Ini berbeda dengan larangan mudik tahun lalu. Saat itu, Pemkab Cirebon mencatat lebih kurang 42.000 warga pulang ke Cirebon. Tempat karantina dan tes Covid-19 pun disiapkan di GOR Watubelah, termasuk untuk pekerja migran Indonesia dan santri dari luar daerah.
Padahal, kali ini, Pemkab telah menyalurkan sekitar Rp 36 miliar kepada 412 desa untuk memaksimalkan peran posko pembatasan pemberlakuan kegiatan masyarakat (PPKM) Mikro. Jumlah tersebut enam kali lipat lebih banyak dibandingkan dana pemulihan ekonomi Cirebon akibat pandemi tahun lalu, Rp 5,6 miliar.
Belum optimalnya PPKM mikro juga tampak di sejumlah daerah dari membeludaknya pengunjung tempat wisata. Dalam rapat dengan seluruh kepala daerah via daring, Senin (17/5/2021), Presiden Joko Widodo mengungkapkan, mobilitas warga di destinasi wisata naik hingga 100,8 persen saat libur Lebaran.
Presiden mengingatkan, hampir 1,5 juta jiwa mudik selama 6-17 Mei. Sebelum larangan mudik, diprediksi 81 juta jiwa ingin mudik. Meskipun angkanya jauh berkurang, Presiden meminta pemda mengantisipasi lonjakan kasus Covid-19. ”Hati-hati, ada potensi jumlah kasus baru,” ucapnya.
Kami mencoba mencegah urbanisasi. Namun, daerah juga harusnya ada kesempatan lapangan kerja. Jangan hanya melarang orang keluar, tetapi di daerah enggak ada kerjaan.

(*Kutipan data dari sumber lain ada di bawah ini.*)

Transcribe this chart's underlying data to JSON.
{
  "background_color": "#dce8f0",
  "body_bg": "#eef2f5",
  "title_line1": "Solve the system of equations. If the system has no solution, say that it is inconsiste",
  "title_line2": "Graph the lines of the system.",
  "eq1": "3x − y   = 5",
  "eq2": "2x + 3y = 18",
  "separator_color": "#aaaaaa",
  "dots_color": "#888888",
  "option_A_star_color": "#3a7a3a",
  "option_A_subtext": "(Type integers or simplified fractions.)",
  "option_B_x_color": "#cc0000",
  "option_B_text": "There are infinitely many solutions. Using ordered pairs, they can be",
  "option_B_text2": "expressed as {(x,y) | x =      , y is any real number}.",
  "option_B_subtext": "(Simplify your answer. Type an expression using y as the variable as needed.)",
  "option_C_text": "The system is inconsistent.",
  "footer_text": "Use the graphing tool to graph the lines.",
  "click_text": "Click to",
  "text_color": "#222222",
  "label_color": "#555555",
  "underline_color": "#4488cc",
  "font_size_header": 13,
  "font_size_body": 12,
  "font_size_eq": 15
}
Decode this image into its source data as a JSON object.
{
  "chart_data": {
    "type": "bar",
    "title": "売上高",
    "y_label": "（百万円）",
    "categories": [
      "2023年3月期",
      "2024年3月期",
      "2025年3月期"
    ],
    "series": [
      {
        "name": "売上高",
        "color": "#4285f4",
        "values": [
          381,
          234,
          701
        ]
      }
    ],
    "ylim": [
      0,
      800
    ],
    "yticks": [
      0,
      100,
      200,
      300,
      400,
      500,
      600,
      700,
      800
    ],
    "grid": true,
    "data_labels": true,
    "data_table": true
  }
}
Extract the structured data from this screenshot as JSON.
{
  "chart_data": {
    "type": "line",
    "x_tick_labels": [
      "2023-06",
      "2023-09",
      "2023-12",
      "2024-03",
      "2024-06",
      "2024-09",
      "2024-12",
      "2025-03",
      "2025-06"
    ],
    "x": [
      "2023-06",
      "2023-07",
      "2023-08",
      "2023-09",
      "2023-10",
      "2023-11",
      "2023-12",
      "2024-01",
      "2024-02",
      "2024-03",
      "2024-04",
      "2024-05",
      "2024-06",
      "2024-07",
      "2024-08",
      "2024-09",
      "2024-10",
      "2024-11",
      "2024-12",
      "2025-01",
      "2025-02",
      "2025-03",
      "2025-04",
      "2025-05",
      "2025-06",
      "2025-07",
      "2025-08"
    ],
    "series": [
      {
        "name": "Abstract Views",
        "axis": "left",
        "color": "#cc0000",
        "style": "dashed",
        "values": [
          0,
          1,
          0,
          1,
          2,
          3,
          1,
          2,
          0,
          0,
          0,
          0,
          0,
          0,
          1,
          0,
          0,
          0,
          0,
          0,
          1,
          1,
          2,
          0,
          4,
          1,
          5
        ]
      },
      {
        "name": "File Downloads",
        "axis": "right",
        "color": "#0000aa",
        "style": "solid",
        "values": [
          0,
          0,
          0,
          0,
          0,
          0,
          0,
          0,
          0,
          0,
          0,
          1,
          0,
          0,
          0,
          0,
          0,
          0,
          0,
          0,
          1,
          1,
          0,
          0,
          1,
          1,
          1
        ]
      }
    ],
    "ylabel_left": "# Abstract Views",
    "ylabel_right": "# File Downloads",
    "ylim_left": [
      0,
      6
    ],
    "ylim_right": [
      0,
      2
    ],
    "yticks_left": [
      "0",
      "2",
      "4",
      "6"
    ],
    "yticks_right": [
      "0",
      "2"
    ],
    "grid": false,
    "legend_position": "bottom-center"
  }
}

Surip, pemulung, menunjukkan takjil gratis dari Himas Coffee and Eatery dan Cirebon Geprek di Jalan Sisingamangaraja, Kota Cirebon, Jawa Barat, Jumat (23/4/2021). Kafe tersebut sebelumnya juga rutin membagikan sarapan gratis kepada warga kurang mampu dan sejumlah komunitas.
Terkait itu, Bupati Cirebon Imron akan memperpanjang penyekatan hingga 24 Mei karena belum seluruh pemudik kembali. Ia tidak menampik ada kemungkinan warga yang ikut urbanisasi ke Ibu Kota seperti yang kerap terjadi setelah Lebaran sebelumnya.
Apalagi, selama pandemi, jumlah warga miskin di Cirebon naik dari 217.640 pada 2019 menjadi 247.940 jiwa tahun 2020. ”Kami mencoba mencegah urbanisasi. Namun, daerah juga harusnya ada kesempatan lapangan kerja. Jangan hanya melarang orang keluar, tetapi di daerah enggak ada kerjaan,” ucapnya.
Belum seragamnya implementasi kebijakan hingga potensi kesenjangan ekonomi daerah saat masih pandemi membutuhkan langkah penyelesaian jitu. Jika tidak, mudik penuh larangan yang membuat tidak nyaman bakal tetap terjadi. Lebih dari itu semua, upaya bangkit dari keterpurukan bisa jadi sulit tercapai.